Seriously? Who does this? You're clearly making stuff up.
As I said in my earlier post, finding hard facts on what occurred prior to the cops showing up is pretty much impossible, but I've run across several references suggesting that the two men were there for 2 hours waiting for their friend to show up. I don't know if this is just folks guessing, or estimating, or what, but that's the only reference I've gotten that suggests any sort of timeline to this. Obviously, since yesterday's interview, there's tons of reporting repeating their claim
that it was only two minutes, but that's all based on their side of the story. We have yet to hear the store manager's side (and sadly, likely never will since I'd assume she's too afraid to speak publicly at this point, which said a lot about the mob rule mentality of events like this).
Again, I'm basing this more on common sense and my own long experience both working in retail establishments, and being a customer of them. In about 8 years of working at an open to the public retail outlet, I've never once seen the cops called on a customer unless the customer was being rude, violent, or offensive to the staff and/or other customers. And it never occurs in anything remotely like 2 minutes time. The last thing the employees want is to have to call the cops on someone. I suppose it's possible that she as just having a really bad day and they happened to trigger her somehow, but to suggest that their own actions had nothing at all to do with the outcome is laughable. Even after the cops showed up, they were given the opportunity to simply walk out of the store. They refused. So yeah, there was more to it than what they are claiming.
I haven't had a chance to watch the full interview, but from the bits and quotes I've read, there's a bit of BS going on. The one guy claiming he didn't know what was going on or think it was serious until he was in cuffs? Um... That's directly contradicted by multiple other sources, stating they were repeatedly asked to leave, told what would happen if they did, and at least a few stating that they responded to the police with curses and yelling. So no, I'm having a bit of trouble accepting their side of the story as total truth.

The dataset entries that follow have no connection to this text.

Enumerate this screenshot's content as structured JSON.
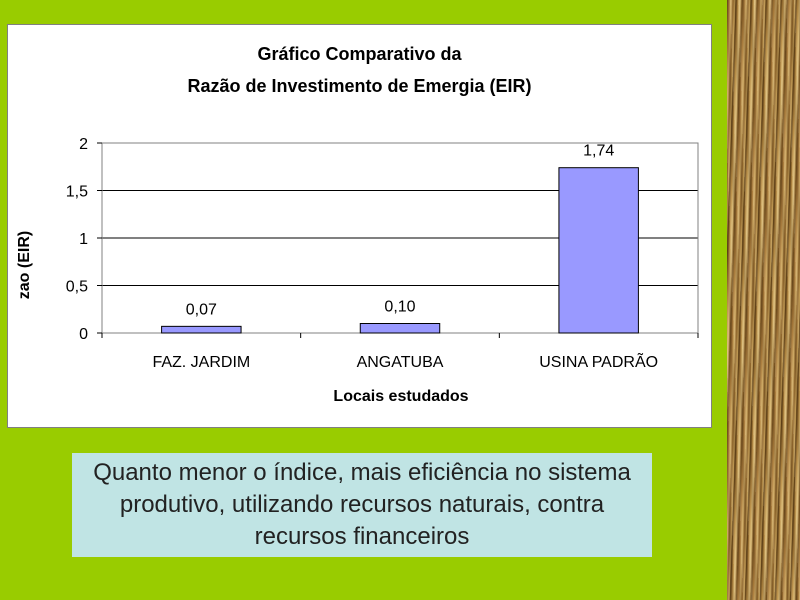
{
  "colors": {
    "slide_background": "#99cc00",
    "bar_fill": "#9999ff",
    "caption_background": "#c0e4e4"
  },
  "chart_data": {
    "type": "bar",
    "title_line1": "Gráfico Comparativo da",
    "title_line2": "Razão de Investimento de Emergia (EIR)",
    "xlabel": "Locais estudados",
    "ylabel_visible": "zao (EIR)",
    "categories": [
      "FAZ. JARDIM",
      "ANGATUBA",
      "USINA PADRÃO"
    ],
    "values": [
      0.07,
      0.1,
      1.74
    ],
    "data_labels": [
      "0,07",
      "0,10",
      "1,74"
    ],
    "ylim": [
      0,
      2
    ],
    "yticks": [
      0,
      0.5,
      1,
      1.5,
      2
    ],
    "ytick_labels": [
      "0",
      "0,5",
      "1",
      "1,5",
      "2"
    ],
    "grid": true
  },
  "caption": {
    "text": "Quanto menor o índice, mais eficiência no sistema produtivo, utilizando recursos naturais, contra recursos financeiros"
  }
}
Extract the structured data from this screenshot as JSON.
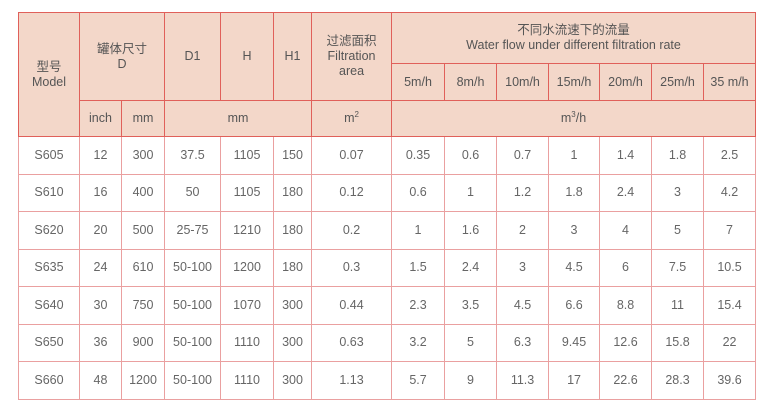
{
  "header": {
    "model_cn": "型号",
    "model_en": "Model",
    "tank_cn": "罐体尺寸",
    "tank_en": "D",
    "d1": "D1",
    "h": "H",
    "h1": "H1",
    "area_cn": "过滤面积",
    "area_en1": "Filtration",
    "area_en2": "area",
    "flow_cn": "不同水流速下的流量",
    "flow_en": "Water flow under different filtration rate",
    "rates": [
      "5m/h",
      "8m/h",
      "10m/h",
      "15m/h",
      "20m/h",
      "25m/h",
      "35 m/h"
    ],
    "unit_inch": "inch",
    "unit_mm": "mm",
    "unit_dim_mm": "mm",
    "unit_area": "m",
    "unit_area_sup": "2",
    "unit_flow": "m",
    "unit_flow_sup": "3",
    "unit_flow_tail": "/h"
  },
  "rows": [
    [
      "S605",
      "12",
      "300",
      "37.5",
      "1105",
      "150",
      "0.07",
      "0.35",
      "0.6",
      "0.7",
      "1",
      "1.4",
      "1.8",
      "2.5"
    ],
    [
      "S610",
      "16",
      "400",
      "50",
      "1105",
      "180",
      "0.12",
      "0.6",
      "1",
      "1.2",
      "1.8",
      "2.4",
      "3",
      "4.2"
    ],
    [
      "S620",
      "20",
      "500",
      "25-75",
      "1210",
      "180",
      "0.2",
      "1",
      "1.6",
      "2",
      "3",
      "4",
      "5",
      "7"
    ],
    [
      "S635",
      "24",
      "610",
      "50-100",
      "1200",
      "180",
      "0.3",
      "1.5",
      "2.4",
      "3",
      "4.5",
      "6",
      "7.5",
      "10.5"
    ],
    [
      "S640",
      "30",
      "750",
      "50-100",
      "1070",
      "300",
      "0.44",
      "2.3",
      "3.5",
      "4.5",
      "6.6",
      "8.8",
      "11",
      "15.4"
    ],
    [
      "S650",
      "36",
      "900",
      "50-100",
      "1110",
      "300",
      "0.63",
      "3.2",
      "5",
      "6.3",
      "9.45",
      "12.6",
      "15.8",
      "22"
    ],
    [
      "S660",
      "48",
      "1200",
      "50-100",
      "1110",
      "300",
      "1.13",
      "5.7",
      "9",
      "11.3",
      "17",
      "22.6",
      "28.3",
      "39.6"
    ]
  ],
  "colors": {
    "header_bg": "#f3d7c9",
    "border": "#e0605a"
  }
}
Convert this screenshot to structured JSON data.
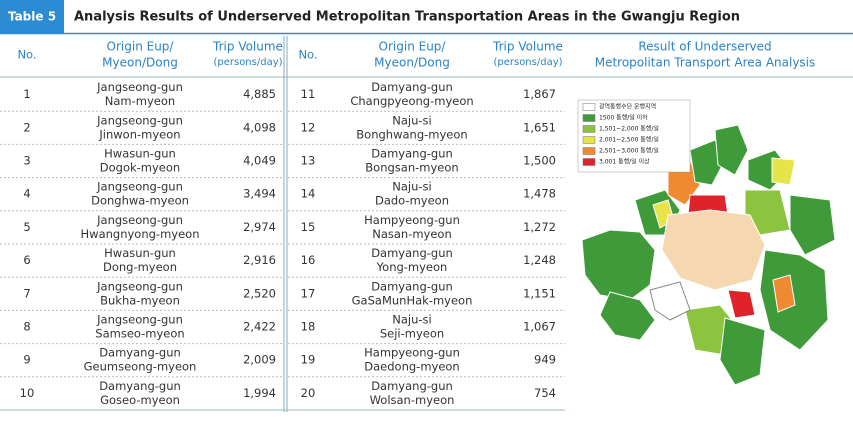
{
  "header": {
    "label": "Table 5",
    "title": "Analysis Results of Underserved Metropolitan Transportation Areas in the Gwangju Region"
  },
  "columns": {
    "no": "No.",
    "origin": [
      "Origin Eup/",
      "Myeon/Dong"
    ],
    "volume": [
      "Trip Volume",
      "(persons/day)"
    ],
    "map": [
      "Result of Underserved",
      "Metropolitan Transport Area Analysis"
    ]
  },
  "rows": [
    {
      "no": "1",
      "origin": [
        "Jangseong-gun",
        "Nam-myeon"
      ],
      "volume": "4,885"
    },
    {
      "no": "2",
      "origin": [
        "Jangseong-gun",
        "Jinwon-myeon"
      ],
      "volume": "4,098"
    },
    {
      "no": "3",
      "origin": [
        "Hwasun-gun",
        "Dogok-myeon"
      ],
      "volume": "4,049"
    },
    {
      "no": "4",
      "origin": [
        "Jangseong-gun",
        "Donghwa-myeon"
      ],
      "volume": "3,494"
    },
    {
      "no": "5",
      "origin": [
        "Jangseong-gun",
        "Hwangnyong-myeon"
      ],
      "volume": "2,974"
    },
    {
      "no": "6",
      "origin": [
        "Hwasun-gun",
        "Dong-myeon"
      ],
      "volume": "2,916"
    },
    {
      "no": "7",
      "origin": [
        "Jangseong-gun",
        "Bukha-myeon"
      ],
      "volume": "2,520"
    },
    {
      "no": "8",
      "origin": [
        "Jangseong-gun",
        "Samseo-myeon"
      ],
      "volume": "2,422"
    },
    {
      "no": "9",
      "origin": [
        "Damyang-gun",
        "Geumseong-myeon"
      ],
      "volume": "2,009"
    },
    {
      "no": "10",
      "origin": [
        "Damyang-gun",
        "Goseo-myeon"
      ],
      "volume": "1,994"
    },
    {
      "no": "11",
      "origin": [
        "Damyang-gun",
        "Changpyeong-myeon"
      ],
      "volume": "1,867"
    },
    {
      "no": "12",
      "origin": [
        "Naju-si",
        "Bonghwang-myeon"
      ],
      "volume": "1,651"
    },
    {
      "no": "13",
      "origin": [
        "Damyang-gun",
        "Bongsan-myeon"
      ],
      "volume": "1,500"
    },
    {
      "no": "14",
      "origin": [
        "Naju-si",
        "Dado-myeon"
      ],
      "volume": "1,478"
    },
    {
      "no": "15",
      "origin": [
        "Hampyeong-gun",
        "Nasan-myeon"
      ],
      "volume": "1,272"
    },
    {
      "no": "16",
      "origin": [
        "Damyang-gun",
        "Yong-myeon"
      ],
      "volume": "1,248"
    },
    {
      "no": "17",
      "origin": [
        "Damyang-gun",
        "GaSaMunHak-myeon"
      ],
      "volume": "1,151"
    },
    {
      "no": "18",
      "origin": [
        "Naju-si",
        "Seji-myeon"
      ],
      "volume": "1,067"
    },
    {
      "no": "19",
      "origin": [
        "Hampyeong-gun",
        "Daedong-myeon"
      ],
      "volume": "949"
    },
    {
      "no": "20",
      "origin": [
        "Damyang-gun",
        "Wolsan-myeon"
      ],
      "volume": "754"
    }
  ],
  "legend": [
    {
      "label": "광역통행수단 운행지역",
      "color": "#ffffff"
    },
    {
      "label": "1500 통행/일 이하",
      "color": "#3f9a3a"
    },
    {
      "label": "1,501~2,000 통행/일",
      "color": "#8cc43f"
    },
    {
      "label": "2,001~2,500 통행/일",
      "color": "#e6e44a"
    },
    {
      "label": "2,501~3,000 통행/일",
      "color": "#f08a32"
    },
    {
      "label": "3,001 통행/일 이상",
      "color": "#e0232a"
    }
  ]
}
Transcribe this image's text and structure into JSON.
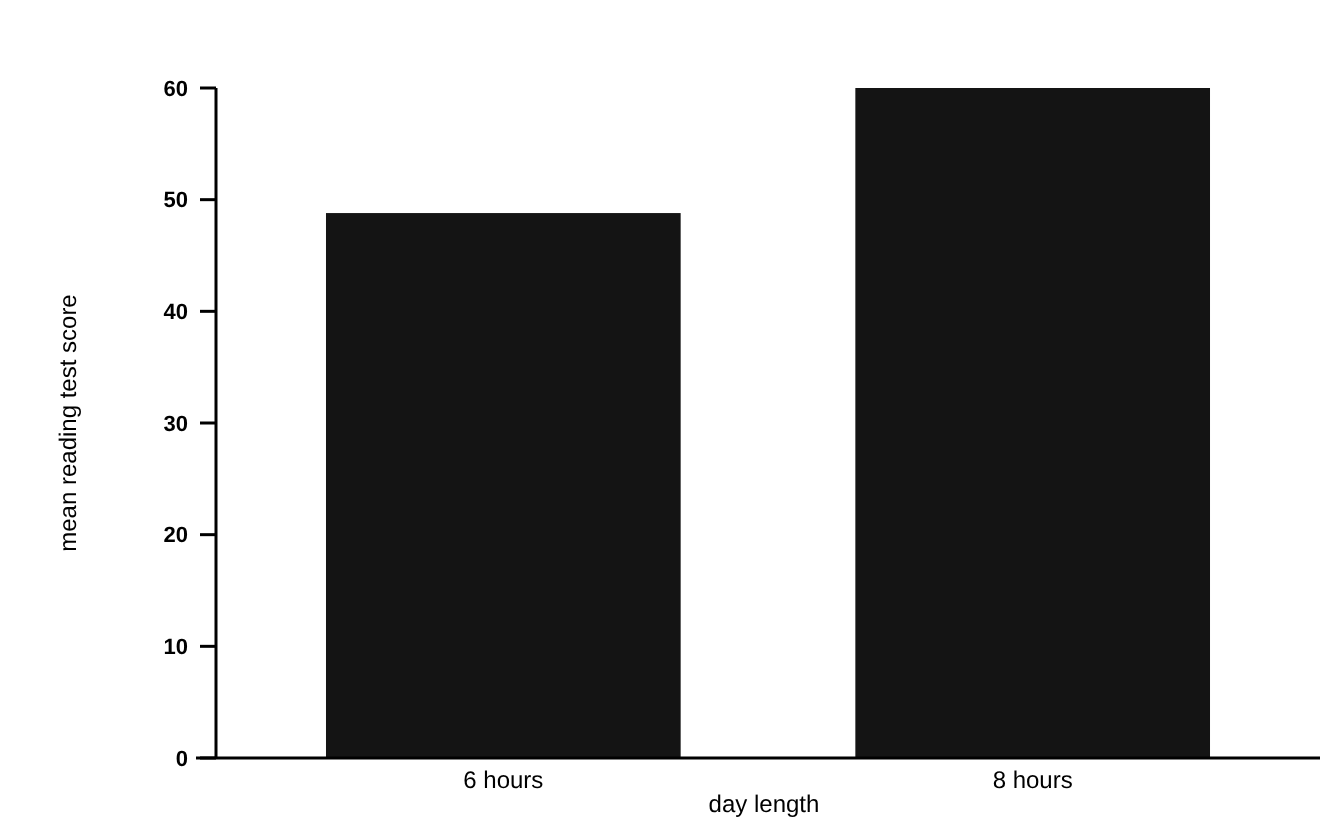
{
  "chart_data": {
    "type": "bar",
    "xlabel": "day length",
    "ylabel": "mean reading test score",
    "categories": [
      "6 hours",
      "8 hours"
    ],
    "values": [
      48.8,
      60
    ],
    "color": "#141414",
    "ylim": [
      0,
      60
    ],
    "yticks": [
      0,
      10,
      20,
      30,
      40,
      50,
      60
    ],
    "grid": false
  }
}
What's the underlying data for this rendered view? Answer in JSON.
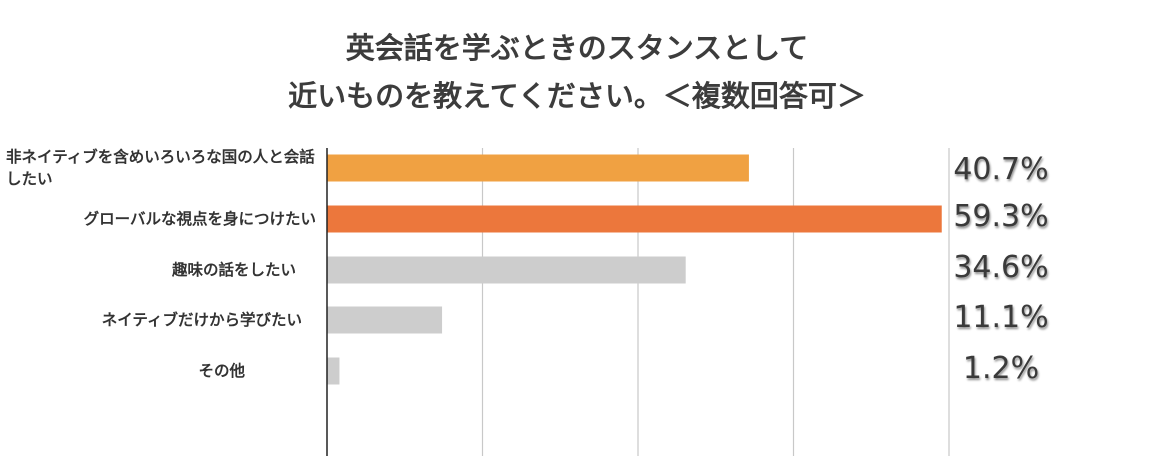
{
  "chart_data": {
    "type": "bar",
    "orientation": "horizontal",
    "title_lines": [
      "英会話を学ぶときのスタンスとして",
      "近いものを教えてください。＜複数回答可＞"
    ],
    "categories": [
      "非ネイティブを含めいろいろな国の人と会話したい",
      "グローバルな視点を身につけたい",
      "趣味の話をしたい",
      "ネイティブだけから学びたい",
      "その他"
    ],
    "values": [
      40.7,
      59.3,
      34.6,
      11.1,
      1.2
    ],
    "value_labels": [
      "40.7%",
      "59.3%",
      "34.6%",
      "11.1%",
      "1.2%"
    ],
    "bar_colors": [
      "#F0A142",
      "#EC773C",
      "#CDCDCD",
      "#CDCDCD",
      "#CDCDCD"
    ],
    "xlim": [
      0,
      60
    ],
    "gridlines": [
      15,
      30,
      45,
      60
    ],
    "grid": true,
    "legend": "none"
  }
}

Assuming that someone must have done something wrong if they got arrested is bad logic. But so is assuming they must have done nothing wrong. Again, we can't know for sure what happened in between them walking into the store and them being taken out in handcuffs, but given the fact that literally millions of people walk into a Starbucks store every single day (over 4 million in the US alone, if my quick math is accurate), and pretty close to zero of them get taken out in handcuffs, and presumably a decent percentage of them are black, simply being black themselves could not have been the whole reason. And, assumptions of racial bias and loud protesting aside, might not have been even part of the reason.
I've seen lots of folks who are dressed poorly. Drunks. Loud mouths. You name it. You really do have to do something beyond the norm to get the cops called on you, and then have to continue to do so after they arrive to get taken away in handcuffs. So yeah, I'm going with "there's more to this than we're hearing".